Extracellular 2′,3′-Cyclic Adenosine Monophosphate Is a Potent Inhibitor of Preglomerular Vascular Smooth Muscle Cell and Mesangial Cell Growth

Abstract

Recently we discovered that intact kidneys release into the extracellular compartment 2',3'-cAMP (a positional isomer of 3',5'-cAMP with unknown pharmacology) and metabolize 2',3'-cAMP to 2'-AMP, 3'-AMP, and adenosine. Because adenosine inhibits growth of vascular smooth muscle cells and mesangial cells, we tested the hypothesis that extracellular 2',3'-cAMP attenuates growth of preglomerular vascular smooth muscle and mesangial cells via production of adenosine. For comparison, all of the experiments were performed with both 2',3'-cAMP and 3',5'-cAMP. In study 1, 2',3'-cAMP, 3',5'-cAMP, 5'-AMP, 3'-AMP, or 2'-AMP was incubated with cells and purines measured in the medium by mass spectrometry. Both preglomerular vascular smooth muscle and mesangial cells metabolized 3',5'-cAMP to 5'-AMP and adenosine; 5'-AMP to adenosine; 2',3'-cAMP to 2'-AMP, 3'-AMP, and adenosine; and 2'-AMP and 3'-AMP to adenosine. 3-Isobutyl-1-methylxanthine (phosphodiesterase inhibitor) and 1,3-dipropyl-8-p-sulfophenylxanthine (ecto-phosphodiesterase inhibitor) blocked conversion of 3',5'-cAMP to 5'-AMP and adenosine, and alpha,beta-methylene-adenosine-5'-diphosphate (CD73 inhibitor) blocked conversion of 5'-AMP to adenosine.
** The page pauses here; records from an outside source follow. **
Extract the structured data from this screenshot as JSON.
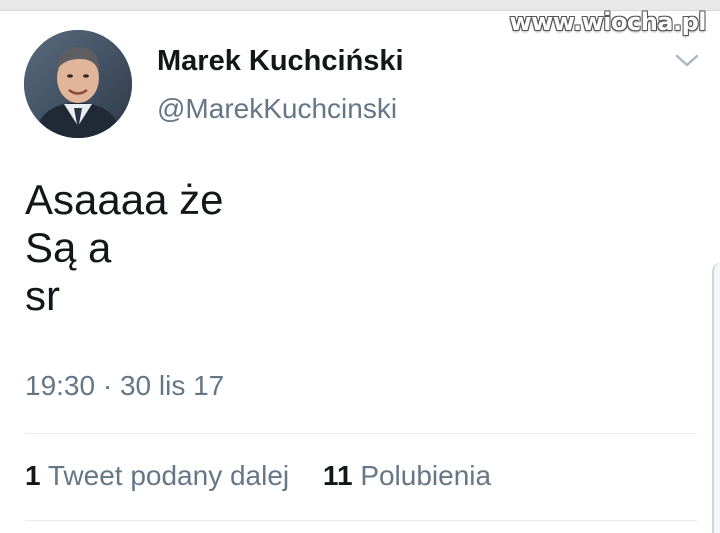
{
  "watermark": "www.wiocha.pl",
  "tweet": {
    "display_name": "Marek Kuchciński",
    "handle": "@MarekKuchcinski",
    "text_lines": [
      "Asaaaa że",
      "Są a",
      "sr"
    ],
    "timestamp": "19:30 · 30 lis 17",
    "retweets_count": "1",
    "retweets_label": "Tweet podany dalej",
    "likes_count": "11",
    "likes_label": "Polubienia"
  },
  "icons": {
    "avatar": "profile-photo",
    "chevron": "chevron-down-icon"
  },
  "colors": {
    "primary_text": "#14171a",
    "secondary_text": "#657786",
    "divider": "#e6ecf0"
  }
}
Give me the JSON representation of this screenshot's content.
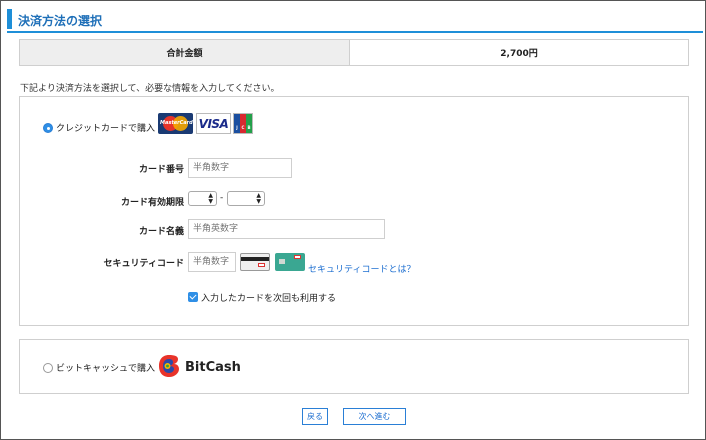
{
  "header": {
    "title": "決済方法の選択"
  },
  "total": {
    "label": "合計金額",
    "value": "2,700円"
  },
  "instruction": "下記より決済方法を選択して、必要な情報を入力してください。",
  "credit_card": {
    "option_label": "クレジットカードで購入",
    "selected": true,
    "brand_logos": [
      "MasterCard",
      "VISA",
      "JCB"
    ],
    "card_number": {
      "label": "カード番号",
      "placeholder": "半角数字"
    },
    "expiry": {
      "label": "カード有効期限",
      "separator": "-",
      "month_value": "",
      "year_value": ""
    },
    "card_name": {
      "label": "カード名義",
      "placeholder": "半角英数字"
    },
    "security_code": {
      "label": "セキュリティコード",
      "placeholder": "半角数字",
      "help_link": "セキュリティコードとは？"
    },
    "remember": {
      "label": "入力したカードを次回も利用する",
      "checked": true
    }
  },
  "bitcash": {
    "option_label": "ビットキャッシュで購入",
    "selected": false,
    "logo_text": "BitCash"
  },
  "buttons": {
    "back": "戻る",
    "next": "次へ進む"
  },
  "colors": {
    "accent": "#1e8fd8",
    "link": "#1e6fd0",
    "border": "#cfcfcf",
    "label_bg": "#eeeeee"
  },
  "icons": {
    "card_back": "card-back-cvv-icon",
    "card_front": "card-front-cvv-icon",
    "checkbox": "checkbox-checked-icon",
    "radio_selected": "radio-selected-icon",
    "radio_unselected": "radio-unselected-icon"
  }
}
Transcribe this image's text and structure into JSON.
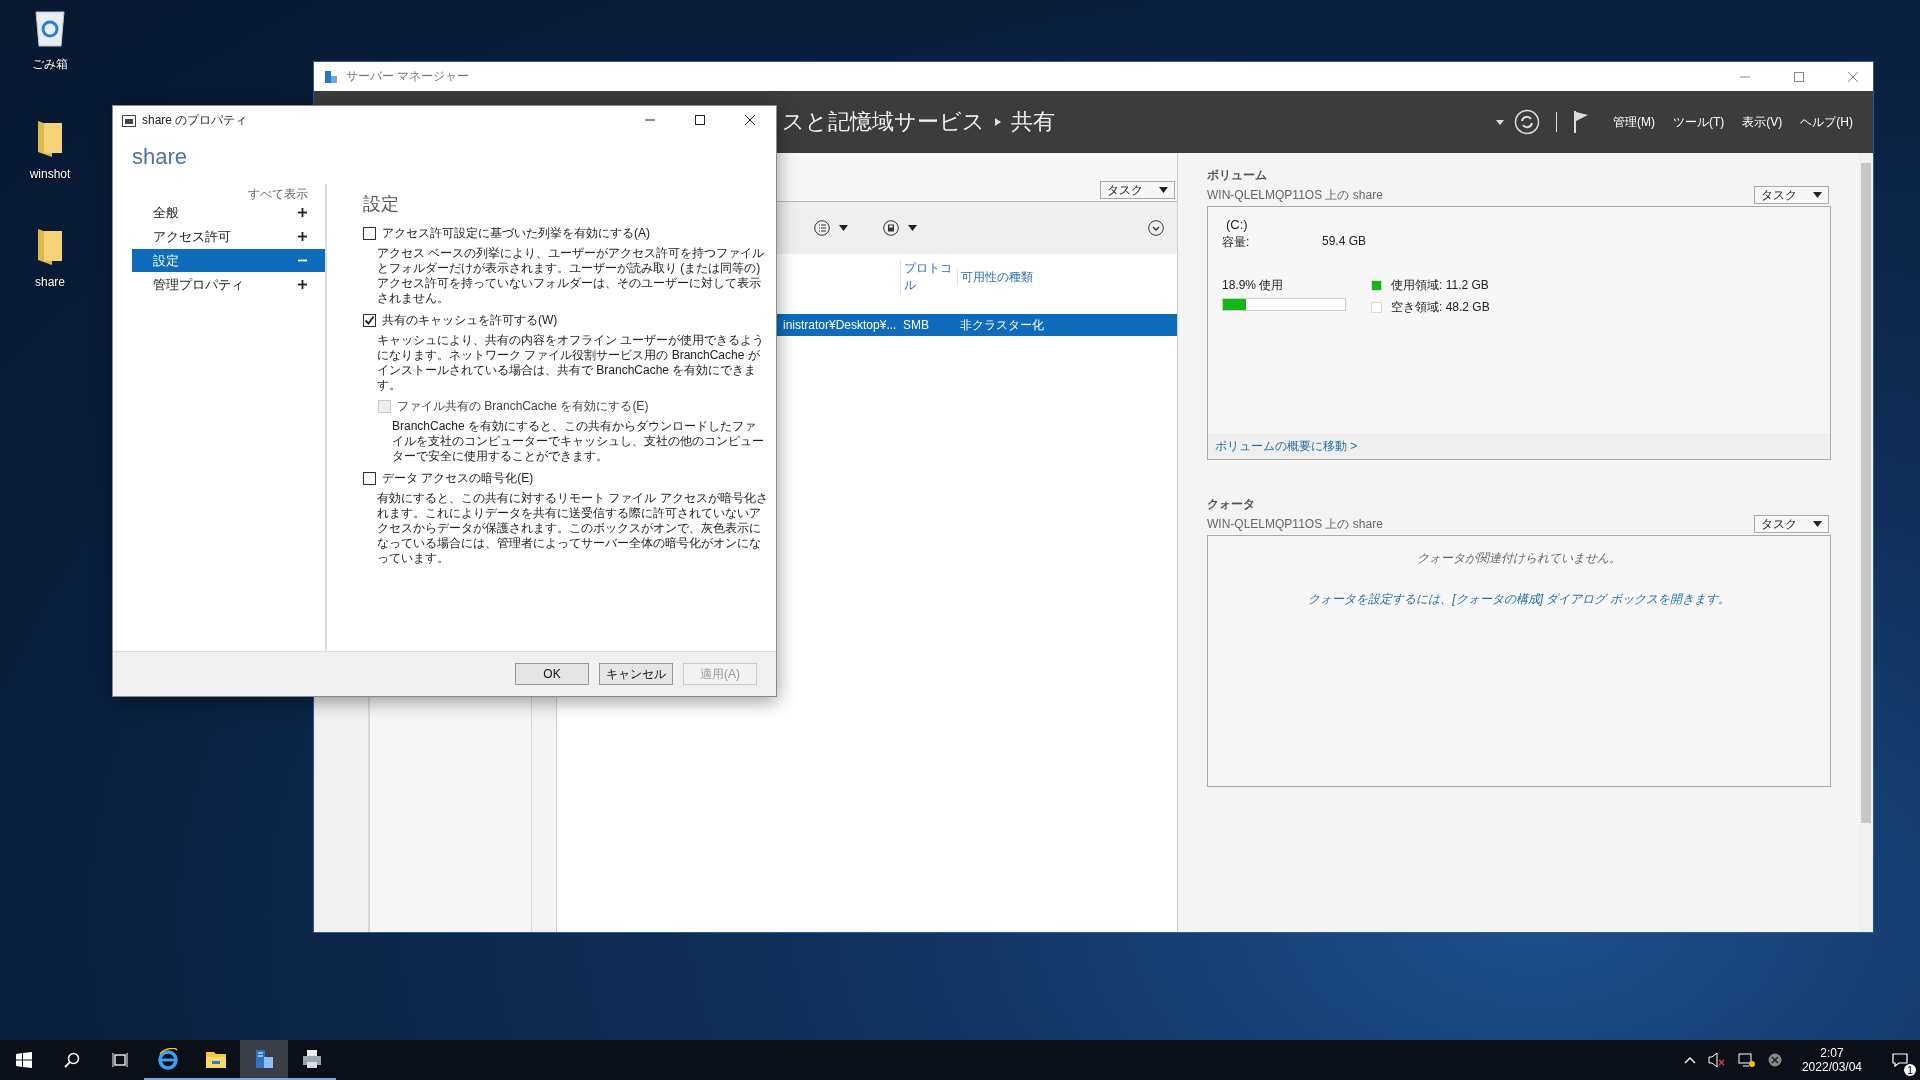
{
  "desktop_icons": [
    {
      "label": "ごみ箱",
      "kind": "bin"
    },
    {
      "label": "winshot",
      "kind": "folder"
    },
    {
      "label": "share",
      "kind": "folder"
    }
  ],
  "server_manager": {
    "title": "サーバー マネージャー",
    "breadcrumb": [
      "スと記憶域サービス",
      "共有"
    ],
    "menus": [
      "管理(M)",
      "ツール(T)",
      "表示(V)",
      "ヘルプ(H)"
    ],
    "shares": {
      "task_button": "タスク",
      "columns": [
        "プロトコル",
        "可用性の種類"
      ],
      "rows": [
        {
          "path": "inistrator¥Desktop¥...",
          "protocol": "SMB",
          "availability": "非クラスター化",
          "selected": true
        }
      ]
    },
    "volume": {
      "heading": "ボリューム",
      "subtitle": "WIN-QLELMQP11OS 上の share",
      "task_button": "タスク",
      "drive": "(C:)",
      "capacity_label": "容量:",
      "capacity": "59.4 GB",
      "usage": "18.9% 使用",
      "level": 0.189,
      "legend": [
        {
          "label": "使用領域: 11.2 GB",
          "color": "#13b913"
        },
        {
          "label": "空き領域: 48.2 GB",
          "color": "#ffffff"
        }
      ],
      "link": "ボリュームの概要に移動 >"
    },
    "quota": {
      "heading": "クォータ",
      "subtitle": "WIN-QLELMQP11OS 上の share",
      "task_button": "タスク",
      "empty": "クォータが関連付けられていません。",
      "hint": "クォータを設定するには、[クォータの構成] ダイアログ ボックスを開きます。"
    }
  },
  "dialog": {
    "title": "share のプロパティ",
    "heading": "share",
    "show_all": "すべて表示",
    "nav": [
      {
        "label": "全般",
        "selected": false,
        "expanded": false
      },
      {
        "label": "アクセス許可",
        "selected": false,
        "expanded": false
      },
      {
        "label": "設定",
        "selected": true,
        "expanded": true
      },
      {
        "label": "管理プロパティ",
        "selected": false,
        "expanded": false
      }
    ],
    "section": "設定",
    "options": [
      {
        "label": "アクセス許可設定に基づいた列挙を有効にする(A)",
        "checked": false,
        "disabled": false,
        "description": "アクセス ベースの列挙により、ユーザーがアクセス許可を持つファイルとフォルダーだけが表示されます。ユーザーが読み取り (または同等の) アクセス許可を持っていないフォルダーは、そのユーザーに対して表示されません。"
      },
      {
        "label": "共有のキャッシュを許可する(W)",
        "checked": true,
        "disabled": false,
        "description": "キャッシュにより、共有の内容をオフライン ユーザーが使用できるようになります。ネットワーク ファイル役割サービス用の BranchCache がインストールされている場合は、共有で BranchCache を有効にできます。",
        "children": [
          {
            "label": "ファイル共有の BranchCache を有効にする(E)",
            "checked": false,
            "disabled": true,
            "description": "BranchCache を有効にすると、この共有からダウンロードしたファイルを支社のコンピューターでキャッシュし、支社の他のコンピューターで安全に使用することができます。"
          }
        ]
      },
      {
        "label": "データ アクセスの暗号化(E)",
        "checked": false,
        "disabled": false,
        "description": "有効にすると、この共有に対するリモート ファイル アクセスが暗号化されます。これによりデータを共有に送受信する際に許可されていないアクセスからデータが保護されます。このボックスがオンで、灰色表示になっている場合には、管理者によってサーバー全体の暗号化がオンになっています。"
      }
    ],
    "buttons": [
      {
        "label": "OK",
        "disabled": false
      },
      {
        "label": "キャンセル",
        "disabled": false
      },
      {
        "label": "適用(A)",
        "disabled": true
      }
    ]
  },
  "taskbar": {
    "apps": [
      {
        "kind": "browser",
        "active": false
      },
      {
        "kind": "explorer",
        "active": false
      },
      {
        "kind": "server-manager",
        "active": true
      },
      {
        "kind": "printer",
        "active": false
      }
    ],
    "time": "2:07",
    "date": "2022/03/04",
    "notification_badge": "1"
  }
}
These enzyme inhibitors had little effect on metabolism of 2',3'-cAMP, 2'-AMP, or 3'-AMP. For study 2, 2',3'-cAMP and 3',5'-cAMP profoundly inhibited proliferation (thymidine incorporation and cell number) of both cell types, with 2',3'-cAMP more potent than 3',5'-cAMP. Antagonism of A(2B) receptors (MRS-1724), but not A(1) (1,3-dipropyl-8-cyclopentylxanthine), A(2A) (SCH-58261), or A(3) (VUF-5574) receptors, attenuated the growth inhibitory effects of 2',3'-cAMP and 3',5'-cAMP. Extracellular 2',3'-cAMP inhibits growth of preglomerular vascular smooth muscle and mesangial cells more profoundly than does 3',5'-cAMP. Although both cAMPs inhibit growth in part via conversion to adenosine followed by A(2B) receptor activation, their metabolism is mediated by different enzymes.